Executives at Tides Equities did not respond to requests for comment.
All that said, apartment buildings are likely to be on stronger financial footing than offices, for instance. That’s because multifamily units can be financed by lending from the government-backed mortgage giants Fannie Mae and Freddie Mac, which Congress created to make housing more affordable.
“If regional banks and large investment banks decide they’re not going to be making multifamily loans, then Fannie and Freddie will simply get more of the business,” said Lonnie Hendry, the chief product officer for Trepp, a commercial real estate data firm. “It’s a fail-safe that the other asset classes simply do not have.”

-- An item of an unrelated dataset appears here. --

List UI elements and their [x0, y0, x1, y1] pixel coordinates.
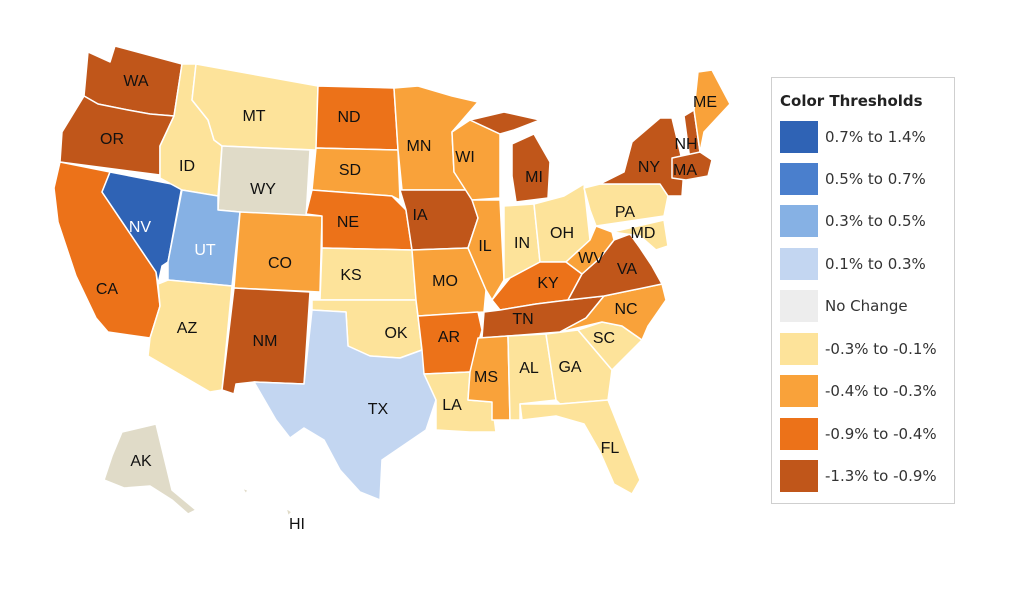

Moreover, while offices are being hit by a major shift in work patterns, people still need places to live, which ought to support the multifamily sector over the longer term, Mr. Hendry said.
Even so, some industry experts say they expect a wave of defaults in the apartment business, intensifying problems across the commercial real estate industry.
“There are a lot of really strong multifamily assets,” said Mr. Silverman of Locke Lorde, “but there is going to be collateral damage, and I don’t think it will be small.”" [1]
1. Apartments Could Be the Next Real Estate Business to Struggle. Rennison, Joe; Creswell, Julie. New York Times (Online) New York Times Company. Jul 4, 2024.